La réussite sociale des Latinos d’origine arabe, mythe ou réalité ?

En une génération, les immigrants d’origine arabe sont passés de commerçants et colporteurs à diplômés des meilleures universités et grandes écoles d’Amérique du Sud. Une ascension socioéconomique fulgurante opérée au prix de nombreux sacrifices.

La chanteuse colombienne Shakira sur la scène du festival Rock in Rio, le 5 juin 2010, à Arganda del Rey, en Espagne. © Billy Chappel / ALF/NEWSCOM/SIPA

La chanteuse colombienne Shakira sur la scène du festival Rock in Rio, le 5 juin 2010, à Arganda del Rey, en Espagne. © Billy Chappel / ALF/NEWSCOM/SIPA

Publié le 1 avril 2024 Lecture : 7 minutes.

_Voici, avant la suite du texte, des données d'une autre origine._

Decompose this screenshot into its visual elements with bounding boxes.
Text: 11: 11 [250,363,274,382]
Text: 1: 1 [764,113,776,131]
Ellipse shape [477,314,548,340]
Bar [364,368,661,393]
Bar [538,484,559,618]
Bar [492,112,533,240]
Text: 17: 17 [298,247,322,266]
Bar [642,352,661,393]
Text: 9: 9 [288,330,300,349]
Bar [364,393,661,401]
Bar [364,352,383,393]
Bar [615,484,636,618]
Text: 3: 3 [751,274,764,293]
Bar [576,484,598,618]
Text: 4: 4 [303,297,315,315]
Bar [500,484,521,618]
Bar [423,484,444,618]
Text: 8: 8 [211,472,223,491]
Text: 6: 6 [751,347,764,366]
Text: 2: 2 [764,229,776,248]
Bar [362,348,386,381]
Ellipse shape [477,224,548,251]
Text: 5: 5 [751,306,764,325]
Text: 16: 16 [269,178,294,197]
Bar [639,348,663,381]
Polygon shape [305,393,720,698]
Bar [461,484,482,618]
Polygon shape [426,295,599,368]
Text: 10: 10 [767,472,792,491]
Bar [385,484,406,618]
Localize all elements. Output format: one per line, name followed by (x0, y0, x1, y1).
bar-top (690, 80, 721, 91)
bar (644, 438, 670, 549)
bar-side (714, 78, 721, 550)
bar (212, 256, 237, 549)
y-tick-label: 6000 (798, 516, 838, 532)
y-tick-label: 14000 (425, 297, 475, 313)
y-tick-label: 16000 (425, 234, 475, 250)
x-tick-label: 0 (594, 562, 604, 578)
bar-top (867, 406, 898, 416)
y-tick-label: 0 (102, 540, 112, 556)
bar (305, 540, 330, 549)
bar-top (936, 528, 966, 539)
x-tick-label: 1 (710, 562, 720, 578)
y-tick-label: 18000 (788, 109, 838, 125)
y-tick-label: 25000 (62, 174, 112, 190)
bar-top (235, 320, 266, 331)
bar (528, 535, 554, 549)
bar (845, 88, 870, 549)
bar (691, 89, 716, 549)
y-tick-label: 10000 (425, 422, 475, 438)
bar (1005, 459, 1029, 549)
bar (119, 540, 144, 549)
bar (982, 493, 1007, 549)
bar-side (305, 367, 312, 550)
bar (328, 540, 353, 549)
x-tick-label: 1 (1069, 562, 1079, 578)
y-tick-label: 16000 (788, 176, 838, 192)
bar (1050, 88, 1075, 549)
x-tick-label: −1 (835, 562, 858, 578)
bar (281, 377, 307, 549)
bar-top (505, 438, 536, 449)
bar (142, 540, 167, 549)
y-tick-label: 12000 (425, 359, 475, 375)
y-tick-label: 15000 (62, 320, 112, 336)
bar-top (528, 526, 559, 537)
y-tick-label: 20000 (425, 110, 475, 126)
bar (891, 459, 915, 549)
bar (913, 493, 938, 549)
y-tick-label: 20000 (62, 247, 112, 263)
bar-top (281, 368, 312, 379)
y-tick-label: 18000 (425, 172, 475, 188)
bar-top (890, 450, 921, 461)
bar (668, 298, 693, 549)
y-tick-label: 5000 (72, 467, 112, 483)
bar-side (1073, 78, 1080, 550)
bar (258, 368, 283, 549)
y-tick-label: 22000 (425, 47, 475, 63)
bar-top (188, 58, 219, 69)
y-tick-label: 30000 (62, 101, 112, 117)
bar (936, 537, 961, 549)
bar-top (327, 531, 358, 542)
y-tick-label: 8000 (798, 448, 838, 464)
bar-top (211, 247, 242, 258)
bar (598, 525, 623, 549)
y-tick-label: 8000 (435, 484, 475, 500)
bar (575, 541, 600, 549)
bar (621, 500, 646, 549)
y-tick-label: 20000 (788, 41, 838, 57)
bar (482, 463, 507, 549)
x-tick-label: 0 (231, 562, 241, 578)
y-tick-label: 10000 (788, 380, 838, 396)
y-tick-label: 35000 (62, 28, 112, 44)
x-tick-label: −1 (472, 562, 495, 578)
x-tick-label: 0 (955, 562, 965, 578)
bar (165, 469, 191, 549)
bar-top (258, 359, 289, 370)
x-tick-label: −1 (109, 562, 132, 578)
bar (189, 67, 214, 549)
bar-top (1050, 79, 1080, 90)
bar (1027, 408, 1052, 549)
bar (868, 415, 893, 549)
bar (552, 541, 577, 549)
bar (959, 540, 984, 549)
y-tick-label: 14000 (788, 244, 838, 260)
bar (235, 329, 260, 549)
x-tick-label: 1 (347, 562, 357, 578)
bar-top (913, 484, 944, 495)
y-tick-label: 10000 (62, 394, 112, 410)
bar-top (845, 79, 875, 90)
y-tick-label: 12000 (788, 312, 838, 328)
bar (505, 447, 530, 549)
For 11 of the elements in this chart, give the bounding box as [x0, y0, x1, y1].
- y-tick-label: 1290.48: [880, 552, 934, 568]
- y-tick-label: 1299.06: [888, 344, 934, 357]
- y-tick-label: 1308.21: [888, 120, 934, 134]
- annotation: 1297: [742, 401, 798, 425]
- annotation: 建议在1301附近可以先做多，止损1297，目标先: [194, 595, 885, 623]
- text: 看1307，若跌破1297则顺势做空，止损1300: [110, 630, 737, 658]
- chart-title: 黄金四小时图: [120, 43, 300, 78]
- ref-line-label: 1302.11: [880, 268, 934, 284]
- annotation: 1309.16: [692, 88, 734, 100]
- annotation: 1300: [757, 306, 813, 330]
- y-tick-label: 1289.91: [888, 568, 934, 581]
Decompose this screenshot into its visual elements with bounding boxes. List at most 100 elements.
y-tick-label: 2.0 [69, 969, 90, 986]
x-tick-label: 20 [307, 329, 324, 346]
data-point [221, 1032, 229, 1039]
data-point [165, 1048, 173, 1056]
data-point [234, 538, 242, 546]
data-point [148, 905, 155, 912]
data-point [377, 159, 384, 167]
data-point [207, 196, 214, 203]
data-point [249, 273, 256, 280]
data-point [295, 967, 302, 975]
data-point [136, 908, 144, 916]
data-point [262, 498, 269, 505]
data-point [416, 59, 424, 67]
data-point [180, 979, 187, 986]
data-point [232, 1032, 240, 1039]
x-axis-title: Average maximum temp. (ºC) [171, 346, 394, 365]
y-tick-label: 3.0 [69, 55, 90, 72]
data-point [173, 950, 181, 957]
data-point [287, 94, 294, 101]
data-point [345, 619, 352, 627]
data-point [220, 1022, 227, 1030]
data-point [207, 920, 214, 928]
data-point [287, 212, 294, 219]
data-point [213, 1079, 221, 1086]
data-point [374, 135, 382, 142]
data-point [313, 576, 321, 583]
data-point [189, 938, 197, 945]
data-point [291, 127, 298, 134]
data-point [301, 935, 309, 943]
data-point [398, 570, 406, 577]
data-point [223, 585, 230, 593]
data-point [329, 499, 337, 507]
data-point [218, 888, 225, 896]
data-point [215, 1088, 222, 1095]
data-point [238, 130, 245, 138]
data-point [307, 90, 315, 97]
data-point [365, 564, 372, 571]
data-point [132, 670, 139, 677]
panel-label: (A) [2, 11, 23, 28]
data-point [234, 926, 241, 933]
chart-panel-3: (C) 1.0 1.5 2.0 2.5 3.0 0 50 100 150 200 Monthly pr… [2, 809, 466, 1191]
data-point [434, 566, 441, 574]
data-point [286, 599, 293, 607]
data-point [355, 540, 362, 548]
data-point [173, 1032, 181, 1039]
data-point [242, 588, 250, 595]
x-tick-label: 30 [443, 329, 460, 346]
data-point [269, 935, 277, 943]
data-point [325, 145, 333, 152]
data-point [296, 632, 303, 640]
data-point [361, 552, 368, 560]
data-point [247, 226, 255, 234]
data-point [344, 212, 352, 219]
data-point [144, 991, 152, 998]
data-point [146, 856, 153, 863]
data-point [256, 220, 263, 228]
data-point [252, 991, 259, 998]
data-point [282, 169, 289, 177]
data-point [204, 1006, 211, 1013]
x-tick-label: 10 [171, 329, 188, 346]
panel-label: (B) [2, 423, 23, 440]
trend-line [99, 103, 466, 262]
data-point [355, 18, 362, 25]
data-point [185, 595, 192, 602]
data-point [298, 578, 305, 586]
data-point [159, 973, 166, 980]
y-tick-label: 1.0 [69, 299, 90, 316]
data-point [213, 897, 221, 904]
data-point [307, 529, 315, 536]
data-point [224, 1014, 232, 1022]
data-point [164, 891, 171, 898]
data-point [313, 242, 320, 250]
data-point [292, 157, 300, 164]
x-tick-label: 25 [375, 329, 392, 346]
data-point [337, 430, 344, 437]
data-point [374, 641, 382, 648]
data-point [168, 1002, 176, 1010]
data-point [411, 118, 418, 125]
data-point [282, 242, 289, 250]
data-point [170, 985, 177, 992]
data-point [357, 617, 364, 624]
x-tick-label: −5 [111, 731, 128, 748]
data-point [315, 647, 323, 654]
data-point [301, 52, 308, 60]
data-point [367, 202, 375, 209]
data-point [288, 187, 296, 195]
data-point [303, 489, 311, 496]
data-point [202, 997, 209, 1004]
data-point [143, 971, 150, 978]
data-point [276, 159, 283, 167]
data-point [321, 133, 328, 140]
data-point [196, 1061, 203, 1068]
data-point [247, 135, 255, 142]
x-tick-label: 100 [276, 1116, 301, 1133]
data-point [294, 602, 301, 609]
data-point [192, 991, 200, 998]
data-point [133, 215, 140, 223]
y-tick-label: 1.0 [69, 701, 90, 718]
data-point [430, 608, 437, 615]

« Se savoir “Turco”, c’était se savoir éventuellement exposé au rejet de ses compatriotes d’adoption, incité à la discrétion et à se fondre dans le rang », écrit Alain Roussillon, universitaire spécialiste du monde arabo-musulman dans Diasporas arabes en Amérique latine : de l’invisibilité à l’effervescence identitaire. Pour ce faire, les Arabes immigrés en Amérique latine ont gommé petit à petit ce qui les différenciait des « Latinos » descendants d’Européens.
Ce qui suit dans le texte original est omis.